Ontstaansgeschiedenis van de Nadere regelingen uit 1988

In de artikelen 9, eerste lid, 10, eerste lid, 11, eerste lid, en 12, eerste lid, van de Wet op de architectentitel, verder te noemen de wet, staan de opleidingseisen genoemd waaraan moet worden voldaan als men als architect, stedenbouwkundige, tuin- en landschapsarchitect of interieurarchitect wil worden ingeschreven in het architectenregister. Op grond van het tweede lid van deze artikelen bestaat de mogelijkheid om bij ministeriële regeling een nadere invulling te geven aan de in het eerste lid van die artikelen gestelde opleidingseisen. In de Nadere regeling inrichting opleidingen architect, stedebouwkundige en interieurarchitect van 1 september 1988 (Stcrt. 190) heeft de toenmalige Minister van Onderwijs en Wetenschappen in overeenstemming met de toenmalige Ministers van Volkshuisvesting, Ruimtelijke Ordening en Milieubeheer en van Welzijn, Volksgezondheid en Cultuur voorschriften gegeven omtrent de inrichting die een verzoeker om inschrijving in het architectenregister als architect, stedenbouwkundige of interieurarchitect aan zijn of haar opleiding moet hebben gegeven teneinde tot het register te worden toegelaten. Ten aanzien van de tuin- en landschapsarchitecten heeft de toenmalige Minister van Landbouw en Visserij op 29 september 1988 volgens hetzelfde stramien de Nadere regeling inrichting opleidingen tuin- en landschapsarchitecten vastgesteld (Stcrt. 191).

De wet verplicht niet tot het stellen van nadere regels, doch geeft slechts de bevoegdheid daartoe. Niettemin werd het in 1988 nodig geacht tot de vaststelling van die nadere regels over te gaan, omdat de in de artikelen 9 tot en met 12 van de wet genoemde opleidingen en studierichtingen meerdere afstudeerrichtingen, differentiaties of afdelingen kennen, waarvan sommige duidelijk beogen op te leiden voor andere beroepen dan die waarop de wet betrekking heeft. ‘Nu de wet op zichzelf niet voldoende inhoudelijke waarborgen bevat om te bewerkstelligen dat inschrijving in het register voorbehouden blijft aan specifiek deskundigen, is nadere regelgeving nodig’, aldus luidde de toelichting op de Nadere regelingen uit 1988.
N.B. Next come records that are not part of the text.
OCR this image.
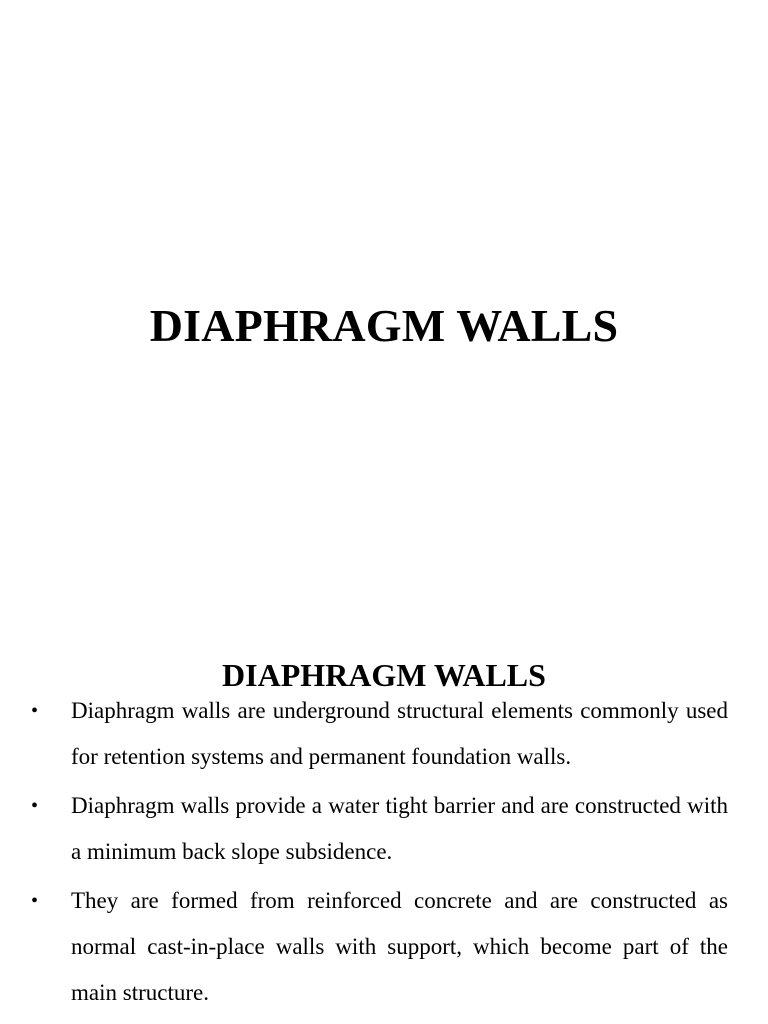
DIAPHRAGM WALLS
DIAPHRAGM WALLS
• Diaphragm walls are underground structural elements commonly used for retention systems and permanent foundation walls.
• Diaphragm walls provide a water tight barrier and are constructed with a minimum back slope subsidence.
• They are formed from reinforced concrete and are constructed as normal cast-in-place walls with support, which become part of the main structure.
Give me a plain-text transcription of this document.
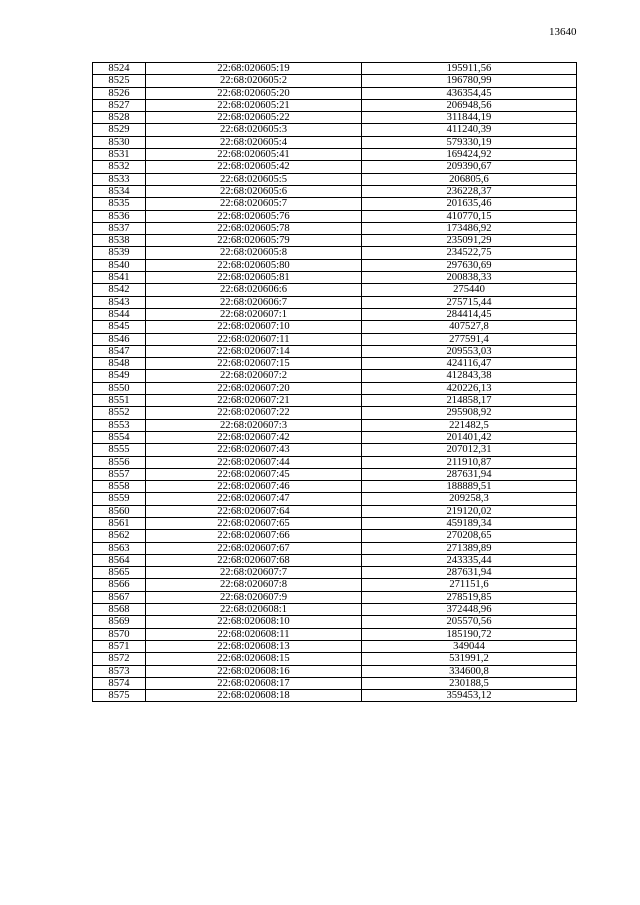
13640
8524	22:68:020605:19	195911,56
8525	22:68:020605:2	196780,99
8526	22:68:020605:20	436354,45
8527	22:68:020605:21	206948,56
8528	22:68:020605:22	311844,19
8529	22:68:020605:3	411240,39
8530	22:68:020605:4	579330,19
8531	22:68:020605:41	169424,92
8532	22:68:020605:42	209390,67
8533	22:68:020605:5	206805,6
8534	22:68:020605:6	236228,37
8535	22:68:020605:7	201635,46
8536	22:68:020605:76	410770,15
8537	22:68:020605:78	173486,92
8538	22:68:020605:79	235091,29
8539	22:68:020605:8	234522,75
8540	22:68:020605:80	297630,69
8541	22:68:020605:81	200838,33
8542	22:68:020606:6	275440
8543	22:68:020606:7	275715,44
8544	22:68:020607:1	284414,45
8545	22:68:020607:10	407527,8
8546	22:68:020607:11	277591,4
8547	22:68:020607:14	209553,03
8548	22:68:020607:15	424116,47
8549	22:68:020607:2	412843,38
8550	22:68:020607:20	420226,13
8551	22:68:020607:21	214858,17
8552	22:68:020607:22	295908,92
8553	22:68:020607:3	221482,5
8554	22:68:020607:42	201401,42
8555	22:68:020607:43	207012,31
8556	22:68:020607:44	211910,87
8557	22:68:020607:45	287631,94
8558	22:68:020607:46	188889,51
8559	22:68:020607:47	209258,3
8560	22:68:020607:64	219120,02
8561	22:68:020607:65	459189,34
8562	22:68:020607:66	270208,65
8563	22:68:020607:67	271389,89
8564	22:68:020607:68	243335,44
8565	22:68:020607:7	287631,94
8566	22:68:020607:8	271151,6
8567	22:68:020607:9	278519,85
8568	22:68:020608:1	372448,96
8569	22:68:020608:10	205570,56
8570	22:68:020608:11	185190,72
8571	22:68:020608:13	349044
8572	22:68:020608:15	531991,2
8573	22:68:020608:16	334600,8
8574	22:68:020608:17	230188,5
8575	22:68:020608:18	359453,12
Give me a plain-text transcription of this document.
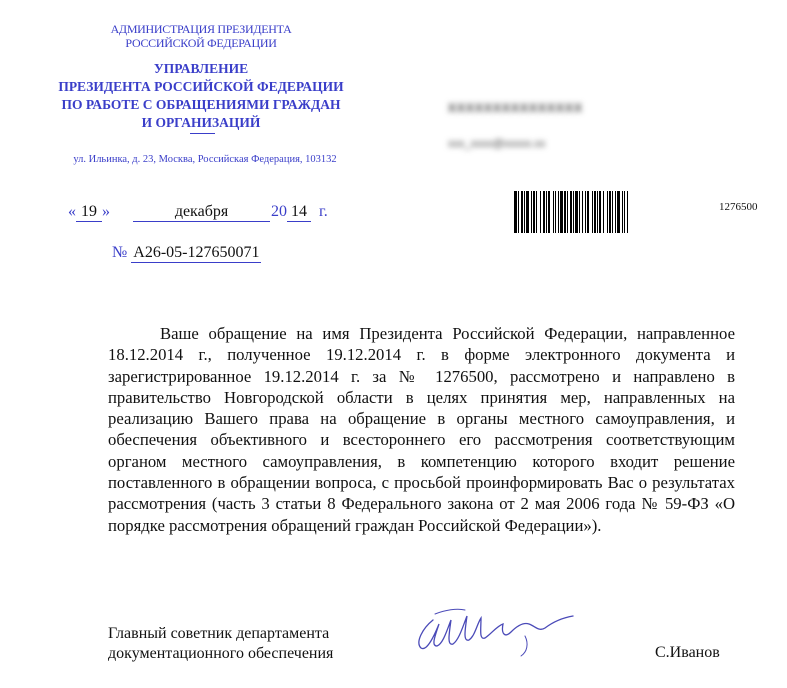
АДМИНИСТРАЦИЯ ПРЕЗИДЕНТА
РОССИЙСКОЙ ФЕДЕРАЦИИ
УПРАВЛЕНИЕ
ПРЕЗИДЕНТА РОССИЙСКОЙ ФЕДЕРАЦИИ
ПО РАБОТЕ С ОБРАЩЕНИЯМИ ГРАЖДАН
И ОРГАНИЗАЦИЙ
ул. Ильинка, д. 23, Москва, Российская Федерация, 103132
XXXXXXXXXXXXXXX
xxx_xxxx@xxxxx.xx
« 19 »	декабря	20 14 г.
№ А26-05-127650071
1276500
Ваше обращение на имя Президента Российской Федерации, направленное 18.12.2014 г., полученное 19.12.2014 г. в форме электронного документа и зарегистрированное 19.12.2014 г. за № 1276500, рассмотрено и направлено в правительство Новгородской области в целях принятия мер, направленных на реализацию Вашего права на обращение в органы местного самоуправления, и обеспечения объективного и всестороннего его рассмотрения соответствующим органом местного самоуправления, в компетенцию которого входит решение поставленного в обращении вопроса, с просьбой проинформировать Вас о результатах рассмотрения (часть 3 статьи 8 Федерального закона от 2 мая 2006 года № 59-ФЗ «О порядке рассмотрения обращений граждан Российской Федерации»).
Главный советник департамента
документационного обеспечения	С.Иванов
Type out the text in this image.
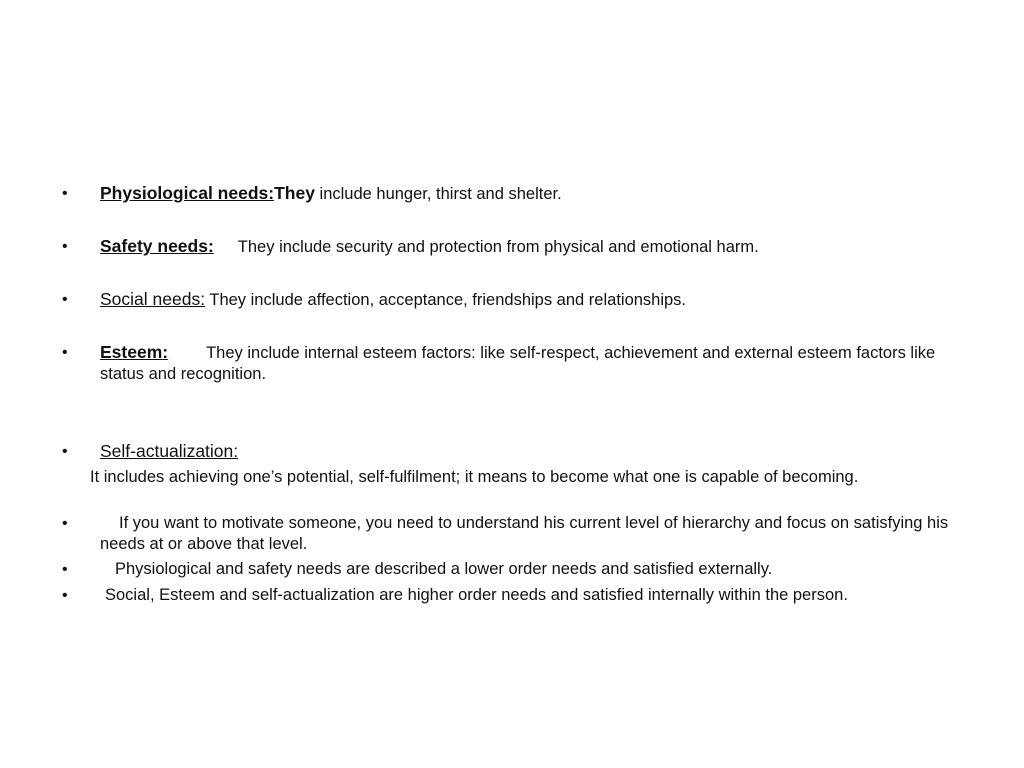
• Physiological needs:They include hunger, thirst and shelter.
• Safety needs: They include security and protection from physical and emotional harm.
• Social needs: They include affection, acceptance, friendships and relationships.
• Esteem: They include internal esteem factors: like self-respect, achievement and external esteem factors like status and recognition.
• Self-actualization:
It includes achieving one’s potential, self-fulfilment; it means to become what one is capable of becoming.
•	If you want to motivate someone, you need to understand his current level of hierarchy and focus on satisfying his needs at or above that level.
•	Physiological and safety needs are described a lower order needs and satisfied externally.
•	Social, Esteem and self-actualization are higher order needs and satisfied internally within the person.
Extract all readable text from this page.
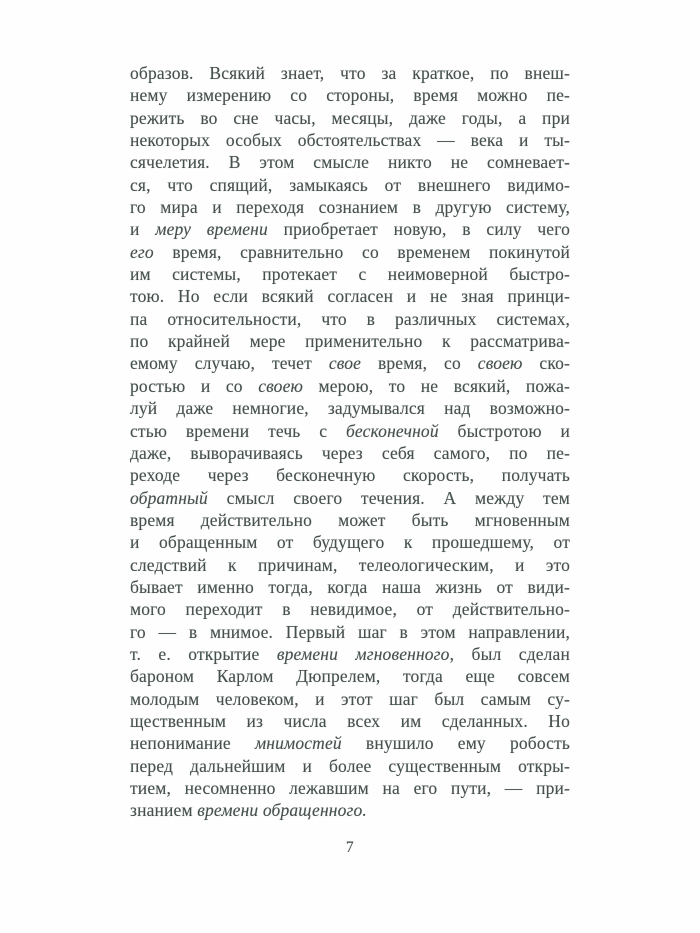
образов. Всякий знает, что за краткое, по внеш-
нему измерению со стороны, время можно пе-
режить во сне часы, месяцы, даже годы, а при
некоторых особых обстоятельствах — века и ты-
сячелетия. В этом смысле никто не сомневает-
ся, что спящий, замыкаясь от внешнего видимо-
го мира и переходя сознанием в другую систему,
и меру времени приобретает новую, в силу чего
его время, сравнительно со временем покинутой
им системы, протекает с неимоверной быстро-
тою. Но если всякий согласен и не зная принци-
па относительности, что в различных системах,
по крайней мере применительно к рассматрива-
емому случаю, течет свое время, со своею ско-
ростью и со своею мерою, то не всякий, пожа-
луй даже немногие, задумывался над возможно-
стью времени течь с бесконечной быстротою и
даже, выворачиваясь через себя самого, по пе-
реходе через бесконечную скорость, получать
обратный смысл своего течения. А между тем
время действительно может быть мгновенным
и обращенным от будущего к прошедшему, от
следствий к причинам, телеологическим, и это
бывает именно тогда, когда наша жизнь от види-
мого переходит в невидимое, от действительно-
го — в мнимое. Первый шаг в этом направлении,
т. е. открытие времени мгновенного, был сделан
бароном Карлом Дюпрелем, тогда еще совсем
молодым человеком, и этот шаг был самым су-
щественным из числа всех им сделанных. Но
непонимание мнимостей внушило ему робость
перед дальнейшим и более существенным откры-
тием, несомненно лежавшим на его пути, — при-
знанием времени обращенного.
7
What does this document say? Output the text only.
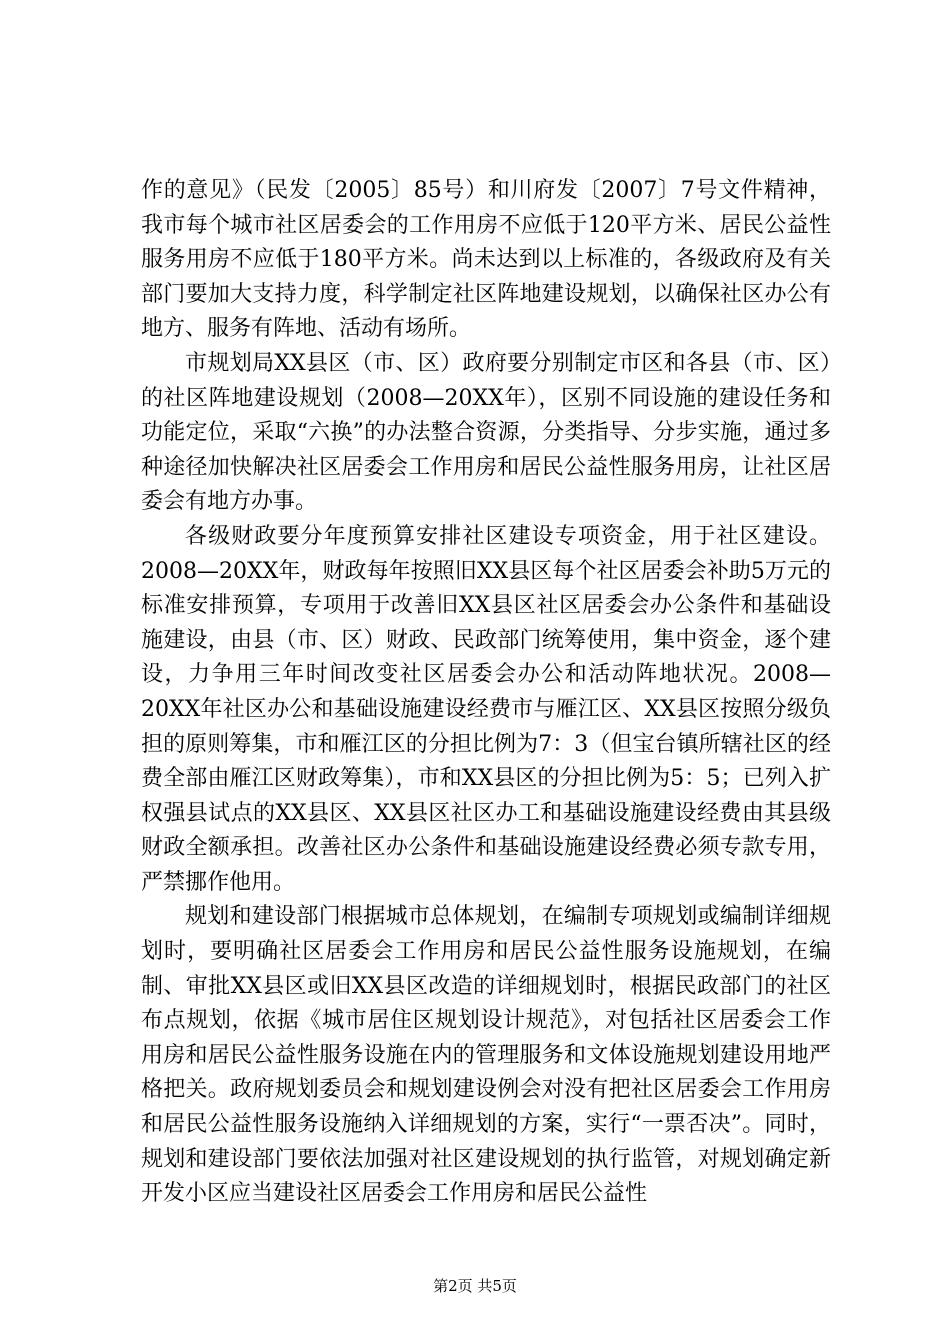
作的意见》（民发〔2005〕85号）和川府发〔2007〕7号文件精神，我市每个城市社区居委会的工作用房不应低于120平方米、居民公益性服务用房不应低于180平方米。尚未达到以上标准的，各级政府及有关部门要加大支持力度，科学制定社区阵地建设规划，以确保社区办公有地方、服务有阵地、活动有场所。

市规划局XX县区（市、区）政府要分别制定市区和各县（市、区）的社区阵地建设规划（2008—20XX年），区别不同设施的建设任务和功能定位，采取“六换”的办法整合资源，分类指导、分步实施，通过多种途径加快解决社区居委会工作用房和居民公益性服务用房，让社区居委会有地方办事。

各级财政要分年度预算安排社区建设专项资金，用于社区建设。2008—20XX年，财政每年按照旧XX县区每个社区居委会补助5万元的标准安排预算，专项用于改善旧XX县区社区居委会办公条件和基础设施建设，由县（市、区）财政、民政部门统筹使用，集中资金，逐个建设，力争用三年时间改变社区居委会办公和活动阵地状况。2008—20XX年社区办公和基础设施建设经费市与雁江区、XX县区按照分级负担的原则筹集，市和雁江区的分担比例为7：3（但宝台镇所辖社区的经费全部由雁江区财政筹集），市和XX县区的分担比例为5：5；已列入扩权强县试点的XX县区、XX县区社区办工和基础设施建设经费由其县级财政全额承担。改善社区办公条件和基础设施建设经费必须专款专用，严禁挪作他用。

规划和建设部门根据城市总体规划，在编制专项规划或编制详细规划时，要明确社区居委会工作用房和居民公益性服务设施规划，在编制、审批XX县区或旧XX县区改造的详细规划时，根据民政部门的社区布点规划，依据《城市居住区规划设计规范》，对包括社区居委会工作用房和居民公益性服务设施在内的管理服务和文体设施规划建设用地严格把关。政府规划委员会和规划建设例会对没有把社区居委会工作用房和居民公益性服务设施纳入详细规划的方案，实行“一票否决”。同时，规划和建设部门要依法加强对社区建设规划的执行监管，对规划确定新开发小区应当建设社区居委会工作用房和居民公益性

第2页 共5页
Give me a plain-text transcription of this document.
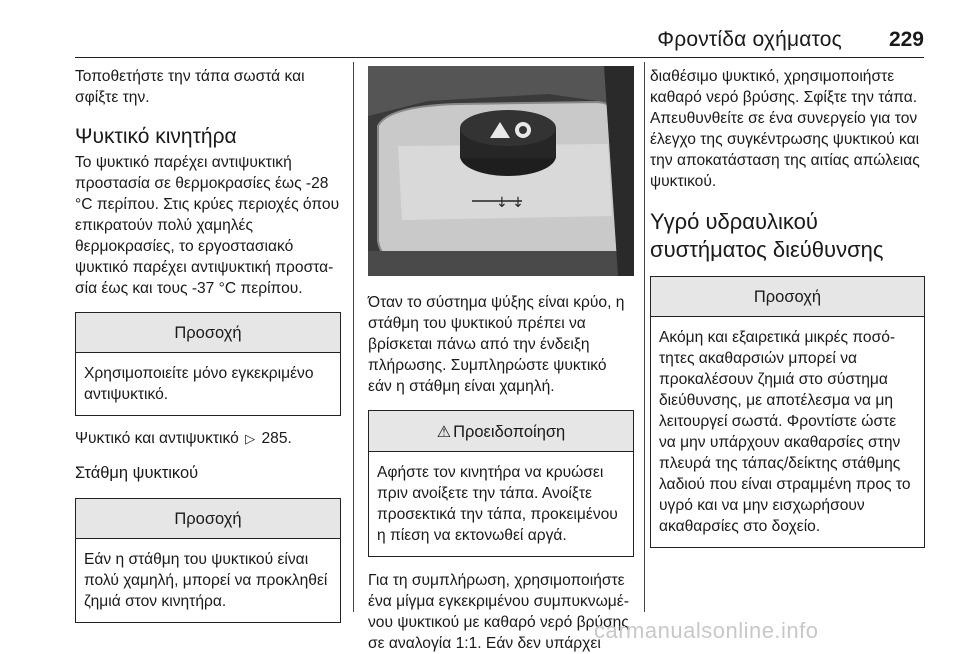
Φροντίδα οχήματος 229

Τοποθετήστε την τάπα σωστά και σφίξτε την.

Ψυκτικό κινητήρα

Το ψυκτικό παρέχει αντιψυκτική προστασία σε θερμοκρασίες έως -28 °C περίπου. Στις κρύες περιοχές όπου επικρατούν πολύ χαμηλές θερμοκρασίες, το εργοστασιακό ψυκτικό παρέχει αντιψυκτική προστασία έως και τους -37 °C περίπου.

Προσοχή
Χρησιμοποιείτε μόνο εγκεκριμένο αντιψυκτικό.

Ψυκτικό και αντιψυκτικό ▷ 285.

Στάθμη ψυκτικού
Προσοχή
Εάν η στάθμη του ψυκτικού είναι πολύ χαμηλή, μπορεί να προκληθεί ζημιά στον κινητήρα.
↓ ↓

Όταν το σύστημα ψύξης είναι κρύο, η στάθμη του ψυκτικού πρέπει να βρίσκεται πάνω από την ένδειξη πλήρωσης. Συμπληρώστε ψυκτικό εάν η στάθμη είναι χαμηλή.

⚠ Προειδοποίηση
Αφήστε τον κινητήρα να κρυώσει πριν ανοίξετε την τάπα. Ανοίξτε προσεκτικά την τάπα, προκειμένου η πίεση να εκτονωθεί αργά.

Για τη συμπλήρωση, χρησιμοποιήστε ένα μίγμα εγκεκριμένου συμπυκνωμένου ψυκτικού με καθαρό νερό βρύσης σε αναλογία 1:1. Εάν δεν υπάρχει

διαθέσιμο ψυκτικό, χρησιμοποιήστε καθαρό νερό βρύσης. Σφίξτε την τάπα. Απευθυνθείτε σε ένα συνεργείο για τον έλεγχο της συγκέντρωσης ψυκτικού και την αποκατάσταση της αιτίας απώλειας ψυκτικού.

Υγρό υδραυλικού συστήματος διεύθυνσης
Προσοχή
Ακόμη και εξαιρετικά μικρές ποσότητες ακαθαρσιών μπορεί να προκαλέσουν ζημιά στο σύστημα διεύθυνσης, με αποτέλεσμα να μη λειτουργεί σωστά. Φροντίστε ώστε να μην υπάρχουν ακαθαρσίες στην πλευρά της τάπας/δείκτης στάθμης λαδιού που είναι στραμμένη προς το υγρό και να μην εισχωρήσουν ακαθαρσίες στο δοχείο.
carmanualsonline.info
Opzet van de Nadere regelingen uit 1988

In de Nadere regelingen uit 1988 is, mede om te voorkomen dat de Stichting bureau architectenregister (SBA) bij elk verzoek om inschrijving moet beoordelen of de opleiding aan de gestelde eisen voldoet, aangegeven welke afstudeerrichtingen, differentiaties of afdelingen van de in de artikelen 9 tot en met 12 van de wet genoemde opleidingen zonder meer recht geven op inschrijving in het architectenregister. Het was echter de bedoeling van de ministers dat ook afgestudeerden die een andere richting hadden gevolgd voor inschrijving in het architectenregister in aanmerking konden komen, namelijk als zij door de samenstelling van hun studiepakket geacht konden worden deskundig te zijn.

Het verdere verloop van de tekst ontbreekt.